Goldziher's eminence in the sphere of scholarship was due primarily to his careful investigation of pre-Islamic and Islamic law, tradition, religion and poetry, in connection with which he published a large number of treatises, review articles and essays contributed to the collections of the Hungarian Academy. Scholarly work of his that is still considered relevant include his contention that Mecca, as the birthplace of Islam, is a myth. Along with Joseph Schacht, who expanded on his work, Goldziher is thought to have authored one of the "two influential and founding works" of Islamic studies or "Orientalist" studies according to Mohammed Salem Al-Shehri. Writing in the late 19th and early 20th century, Goldziher "inaugurated the critical study" of the hadith's authenticity and concluded that "the great majority of traditions from the Prophet are documents not of the time to which they claim to belong" but created "during the first centuries of Islam," i.e. were fraudulent. This included hadith "accepted even in the most rigorously critical Muslim collections", which meant that "the meticulous isnads which supported them were utterly fictitious". Instead, Goldziher argued in his book Muslim Studies, hadith were the product of "debates and arguments within the emerging religion and society... projected back into the time of the Prophet" and were a means of putting "support for one party or another... into the mouth of the prophet". ;Comments of Edward Said Goldziher's works have taken on a renewed importance in recent times owing to Edward Said's critical attacks in his book Orientalism. Said himself was to reprove his work's defect for failing to pay sufficient attention to scholars like Goldziher.
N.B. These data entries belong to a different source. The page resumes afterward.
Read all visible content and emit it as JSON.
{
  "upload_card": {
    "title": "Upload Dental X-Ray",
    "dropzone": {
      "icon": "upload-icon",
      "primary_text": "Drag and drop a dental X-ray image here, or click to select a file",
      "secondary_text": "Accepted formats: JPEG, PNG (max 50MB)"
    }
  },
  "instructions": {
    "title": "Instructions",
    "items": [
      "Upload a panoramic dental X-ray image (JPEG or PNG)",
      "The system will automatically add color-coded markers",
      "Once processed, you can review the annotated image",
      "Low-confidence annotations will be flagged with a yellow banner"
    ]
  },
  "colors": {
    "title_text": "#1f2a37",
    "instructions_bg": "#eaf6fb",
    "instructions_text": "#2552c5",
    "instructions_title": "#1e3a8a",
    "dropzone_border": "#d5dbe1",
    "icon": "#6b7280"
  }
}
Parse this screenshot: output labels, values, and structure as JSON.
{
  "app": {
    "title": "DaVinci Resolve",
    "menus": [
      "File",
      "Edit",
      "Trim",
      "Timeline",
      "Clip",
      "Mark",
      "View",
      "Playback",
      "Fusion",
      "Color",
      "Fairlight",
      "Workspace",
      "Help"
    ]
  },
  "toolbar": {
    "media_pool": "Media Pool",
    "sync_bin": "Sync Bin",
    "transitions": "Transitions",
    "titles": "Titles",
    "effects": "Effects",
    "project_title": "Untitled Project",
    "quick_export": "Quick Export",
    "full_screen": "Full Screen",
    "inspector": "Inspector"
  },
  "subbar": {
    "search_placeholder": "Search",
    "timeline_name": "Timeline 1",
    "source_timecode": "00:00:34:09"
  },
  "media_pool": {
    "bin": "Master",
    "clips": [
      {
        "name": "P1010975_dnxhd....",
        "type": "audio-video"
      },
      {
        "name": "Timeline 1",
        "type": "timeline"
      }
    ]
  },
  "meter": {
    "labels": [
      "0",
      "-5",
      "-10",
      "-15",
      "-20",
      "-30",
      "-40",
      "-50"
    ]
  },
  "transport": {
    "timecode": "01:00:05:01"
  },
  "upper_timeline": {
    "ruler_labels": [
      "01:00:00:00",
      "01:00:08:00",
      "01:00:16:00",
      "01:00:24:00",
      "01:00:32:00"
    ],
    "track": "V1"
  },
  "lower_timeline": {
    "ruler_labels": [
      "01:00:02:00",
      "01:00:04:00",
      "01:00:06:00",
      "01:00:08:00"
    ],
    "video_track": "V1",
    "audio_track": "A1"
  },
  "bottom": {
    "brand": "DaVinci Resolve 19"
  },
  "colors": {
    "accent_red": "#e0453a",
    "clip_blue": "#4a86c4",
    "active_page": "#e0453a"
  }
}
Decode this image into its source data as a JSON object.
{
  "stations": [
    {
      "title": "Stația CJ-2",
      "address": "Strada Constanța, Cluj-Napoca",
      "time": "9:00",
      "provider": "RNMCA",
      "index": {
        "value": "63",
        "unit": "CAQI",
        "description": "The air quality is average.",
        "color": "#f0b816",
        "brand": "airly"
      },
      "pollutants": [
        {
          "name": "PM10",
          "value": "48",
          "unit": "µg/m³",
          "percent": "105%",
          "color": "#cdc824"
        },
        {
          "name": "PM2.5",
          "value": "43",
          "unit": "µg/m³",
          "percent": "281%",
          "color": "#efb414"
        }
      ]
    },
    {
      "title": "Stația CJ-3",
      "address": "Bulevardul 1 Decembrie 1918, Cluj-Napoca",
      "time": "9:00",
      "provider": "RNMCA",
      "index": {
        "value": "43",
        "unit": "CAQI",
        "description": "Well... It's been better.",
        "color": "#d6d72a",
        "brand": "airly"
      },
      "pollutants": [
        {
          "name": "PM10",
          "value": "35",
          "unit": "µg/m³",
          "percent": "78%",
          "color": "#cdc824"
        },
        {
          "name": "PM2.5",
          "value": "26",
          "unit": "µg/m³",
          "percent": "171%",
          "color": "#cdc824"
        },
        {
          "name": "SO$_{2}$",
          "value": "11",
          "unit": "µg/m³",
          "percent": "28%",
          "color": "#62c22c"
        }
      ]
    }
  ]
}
Of five major German orientalists, he remarked that four of them, despite their profound erudition, were hostile to Islam. Goldziher's work was an exception in that he appreciated 'Islam's tolerance towards other religions', though this was undermined by his dislike of anthropomorphism in Mohammad's thought, and what Said calls 'Islam's too exterior theology and jurisprudence'. In his numerous books and articles, he sought to find the origins of Islamic doctrines and rituals in the practices of other cultures. In doing so, he posited that Islam continuously developed as a civilization, importing and exporting ideas.